I haven't checked the code of Terragrunt yet, maybe in a couple of weeks (busy times) I'll give it a go to add a test like this, if you think that's helpful?

brikis98 commented 3 years ago

We're actually just starting to add Windows testing in https://github.com/gruntwork-io/terragrunt/pull/1769! Still early days, but little by little...

avishnyakov commented 2 years ago

It's not uncommon to have engineering teams working on different platforms, e.g. Windows, mac-book or Linux. If this is not enough, CI/CD agents add more variations with Ubuntu 18/20 and others.

One way to solve this "works on my machine" problem is to standardize on docker. For example, I usually go with two images to version pin, bake dependencies, ensure execution runtime is alike everywhere:

Btw, of course TerraTest is used to test these TF/TG images, kudos to gruntwork!

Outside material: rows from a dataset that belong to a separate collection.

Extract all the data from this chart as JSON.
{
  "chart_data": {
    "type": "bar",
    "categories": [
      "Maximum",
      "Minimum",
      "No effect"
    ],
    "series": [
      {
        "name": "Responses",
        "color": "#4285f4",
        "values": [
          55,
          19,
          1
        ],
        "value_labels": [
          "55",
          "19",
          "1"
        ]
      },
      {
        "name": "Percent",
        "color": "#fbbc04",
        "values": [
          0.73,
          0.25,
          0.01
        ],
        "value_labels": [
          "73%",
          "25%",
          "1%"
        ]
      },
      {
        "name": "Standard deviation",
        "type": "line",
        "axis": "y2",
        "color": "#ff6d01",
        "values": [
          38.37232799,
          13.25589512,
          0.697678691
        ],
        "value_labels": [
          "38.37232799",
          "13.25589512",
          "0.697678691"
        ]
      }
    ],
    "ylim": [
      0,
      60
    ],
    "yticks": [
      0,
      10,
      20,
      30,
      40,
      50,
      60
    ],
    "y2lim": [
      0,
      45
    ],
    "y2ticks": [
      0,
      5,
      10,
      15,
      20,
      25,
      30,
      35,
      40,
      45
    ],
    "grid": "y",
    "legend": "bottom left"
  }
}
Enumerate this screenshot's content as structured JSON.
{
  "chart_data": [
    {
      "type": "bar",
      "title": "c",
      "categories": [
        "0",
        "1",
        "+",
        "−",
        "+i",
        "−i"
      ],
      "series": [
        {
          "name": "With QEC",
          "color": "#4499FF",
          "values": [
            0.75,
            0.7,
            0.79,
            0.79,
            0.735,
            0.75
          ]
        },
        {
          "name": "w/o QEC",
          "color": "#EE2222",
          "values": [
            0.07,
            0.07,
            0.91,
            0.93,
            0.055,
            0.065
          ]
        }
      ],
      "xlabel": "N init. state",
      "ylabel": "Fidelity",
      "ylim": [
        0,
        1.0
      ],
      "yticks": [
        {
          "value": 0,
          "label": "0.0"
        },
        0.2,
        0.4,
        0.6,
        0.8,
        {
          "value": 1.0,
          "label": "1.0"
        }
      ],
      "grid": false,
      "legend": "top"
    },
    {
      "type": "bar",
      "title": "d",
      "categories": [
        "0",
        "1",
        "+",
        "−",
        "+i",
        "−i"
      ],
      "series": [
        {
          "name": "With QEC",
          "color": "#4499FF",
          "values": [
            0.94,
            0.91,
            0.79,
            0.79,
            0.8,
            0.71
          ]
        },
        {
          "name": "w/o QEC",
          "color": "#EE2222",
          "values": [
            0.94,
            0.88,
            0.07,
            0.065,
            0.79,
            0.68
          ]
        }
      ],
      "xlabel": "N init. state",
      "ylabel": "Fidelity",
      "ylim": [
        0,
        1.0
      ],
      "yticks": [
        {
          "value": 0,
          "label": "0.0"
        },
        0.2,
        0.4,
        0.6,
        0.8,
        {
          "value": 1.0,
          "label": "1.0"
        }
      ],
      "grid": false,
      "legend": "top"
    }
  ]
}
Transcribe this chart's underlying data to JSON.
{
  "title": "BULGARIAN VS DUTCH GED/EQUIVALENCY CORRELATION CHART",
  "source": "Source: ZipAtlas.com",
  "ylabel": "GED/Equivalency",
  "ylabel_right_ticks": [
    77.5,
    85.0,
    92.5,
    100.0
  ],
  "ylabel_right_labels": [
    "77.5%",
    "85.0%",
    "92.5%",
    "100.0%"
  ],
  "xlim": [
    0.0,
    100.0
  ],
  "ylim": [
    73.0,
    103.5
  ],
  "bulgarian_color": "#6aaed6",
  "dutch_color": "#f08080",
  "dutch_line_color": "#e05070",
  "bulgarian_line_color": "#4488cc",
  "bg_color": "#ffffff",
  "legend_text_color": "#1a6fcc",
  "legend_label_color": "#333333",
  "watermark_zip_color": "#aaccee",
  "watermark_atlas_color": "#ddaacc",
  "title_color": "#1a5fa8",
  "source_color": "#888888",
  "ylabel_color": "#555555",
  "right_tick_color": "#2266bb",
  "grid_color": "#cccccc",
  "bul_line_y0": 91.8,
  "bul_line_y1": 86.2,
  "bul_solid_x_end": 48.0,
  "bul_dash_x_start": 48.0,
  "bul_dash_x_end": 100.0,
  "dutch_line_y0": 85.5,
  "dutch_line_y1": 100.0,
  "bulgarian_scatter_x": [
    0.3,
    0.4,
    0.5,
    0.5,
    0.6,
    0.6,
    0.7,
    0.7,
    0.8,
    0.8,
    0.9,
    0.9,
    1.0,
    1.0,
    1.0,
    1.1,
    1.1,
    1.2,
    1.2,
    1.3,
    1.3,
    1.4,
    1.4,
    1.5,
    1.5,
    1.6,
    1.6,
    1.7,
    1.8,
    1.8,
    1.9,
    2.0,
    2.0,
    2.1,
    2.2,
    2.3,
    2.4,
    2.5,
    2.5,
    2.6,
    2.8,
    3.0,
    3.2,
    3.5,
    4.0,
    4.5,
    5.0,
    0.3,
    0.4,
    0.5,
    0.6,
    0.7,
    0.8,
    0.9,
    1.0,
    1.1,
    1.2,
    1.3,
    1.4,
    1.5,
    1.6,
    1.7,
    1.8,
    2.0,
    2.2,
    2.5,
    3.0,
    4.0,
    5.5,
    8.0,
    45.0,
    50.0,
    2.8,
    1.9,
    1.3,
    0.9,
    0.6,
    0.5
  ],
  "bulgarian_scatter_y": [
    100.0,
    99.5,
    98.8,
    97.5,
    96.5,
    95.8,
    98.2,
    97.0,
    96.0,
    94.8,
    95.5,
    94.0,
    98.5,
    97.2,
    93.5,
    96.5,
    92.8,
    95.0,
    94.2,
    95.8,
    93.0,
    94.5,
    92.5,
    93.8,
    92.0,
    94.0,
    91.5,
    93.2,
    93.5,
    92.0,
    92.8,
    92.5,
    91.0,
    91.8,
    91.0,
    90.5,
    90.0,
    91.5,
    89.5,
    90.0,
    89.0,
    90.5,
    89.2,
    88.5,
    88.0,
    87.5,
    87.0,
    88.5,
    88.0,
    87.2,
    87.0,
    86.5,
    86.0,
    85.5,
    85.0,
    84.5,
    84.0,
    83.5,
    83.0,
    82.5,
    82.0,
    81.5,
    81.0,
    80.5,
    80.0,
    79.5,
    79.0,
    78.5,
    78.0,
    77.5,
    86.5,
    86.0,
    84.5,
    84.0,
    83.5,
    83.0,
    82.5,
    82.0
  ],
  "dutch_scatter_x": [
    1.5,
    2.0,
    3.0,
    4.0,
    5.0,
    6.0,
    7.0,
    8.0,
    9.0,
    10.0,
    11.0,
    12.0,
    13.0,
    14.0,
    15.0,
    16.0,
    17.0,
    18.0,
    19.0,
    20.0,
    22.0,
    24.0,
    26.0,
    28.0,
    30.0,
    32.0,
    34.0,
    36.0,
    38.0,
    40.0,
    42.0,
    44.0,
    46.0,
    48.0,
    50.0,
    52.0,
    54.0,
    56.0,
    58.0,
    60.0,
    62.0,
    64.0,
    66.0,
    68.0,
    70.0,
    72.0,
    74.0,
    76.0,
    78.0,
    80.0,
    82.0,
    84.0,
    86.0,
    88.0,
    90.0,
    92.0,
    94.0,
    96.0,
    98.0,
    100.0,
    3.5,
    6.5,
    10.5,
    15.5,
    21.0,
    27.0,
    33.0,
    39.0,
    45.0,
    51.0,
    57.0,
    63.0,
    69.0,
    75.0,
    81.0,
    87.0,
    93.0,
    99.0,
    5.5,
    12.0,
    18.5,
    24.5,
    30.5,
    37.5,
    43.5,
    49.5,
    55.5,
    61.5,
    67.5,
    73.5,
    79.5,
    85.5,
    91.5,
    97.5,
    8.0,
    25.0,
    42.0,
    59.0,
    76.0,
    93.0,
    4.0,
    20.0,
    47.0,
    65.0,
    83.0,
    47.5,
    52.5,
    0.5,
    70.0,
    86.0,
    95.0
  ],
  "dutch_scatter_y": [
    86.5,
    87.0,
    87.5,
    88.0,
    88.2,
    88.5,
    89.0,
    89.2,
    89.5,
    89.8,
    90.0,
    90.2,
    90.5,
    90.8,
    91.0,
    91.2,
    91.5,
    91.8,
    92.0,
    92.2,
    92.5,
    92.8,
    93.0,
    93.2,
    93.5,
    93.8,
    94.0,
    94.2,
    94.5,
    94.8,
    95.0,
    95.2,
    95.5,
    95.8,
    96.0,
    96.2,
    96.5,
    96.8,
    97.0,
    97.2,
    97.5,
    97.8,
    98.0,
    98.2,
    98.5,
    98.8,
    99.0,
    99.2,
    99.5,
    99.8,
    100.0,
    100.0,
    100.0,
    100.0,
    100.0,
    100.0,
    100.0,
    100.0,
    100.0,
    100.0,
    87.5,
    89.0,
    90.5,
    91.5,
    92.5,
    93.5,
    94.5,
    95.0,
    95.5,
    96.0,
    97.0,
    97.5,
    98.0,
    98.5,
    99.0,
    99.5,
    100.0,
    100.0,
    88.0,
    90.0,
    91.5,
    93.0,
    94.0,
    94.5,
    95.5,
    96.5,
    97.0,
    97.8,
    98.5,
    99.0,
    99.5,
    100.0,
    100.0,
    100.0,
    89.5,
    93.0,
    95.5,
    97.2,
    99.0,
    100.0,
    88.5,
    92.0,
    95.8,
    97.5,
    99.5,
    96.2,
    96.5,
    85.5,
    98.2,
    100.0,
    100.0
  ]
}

You can use that with docker run --rm -v ${PWD}:/src, but it might be a good idea to add a small wrapper script to run TerraTest/TerragGrunt container. Anything that runs on all platforms can be used, say python or pwsh or similar. This runner script can add more smarts and can also be used under CI/CD agents.

Win-win, same execution approach, same runtime (docker image) that works consistently everywhere, less worries to troubleshoot - all runs looks and behave alike across all local laptops and CI/CD agents.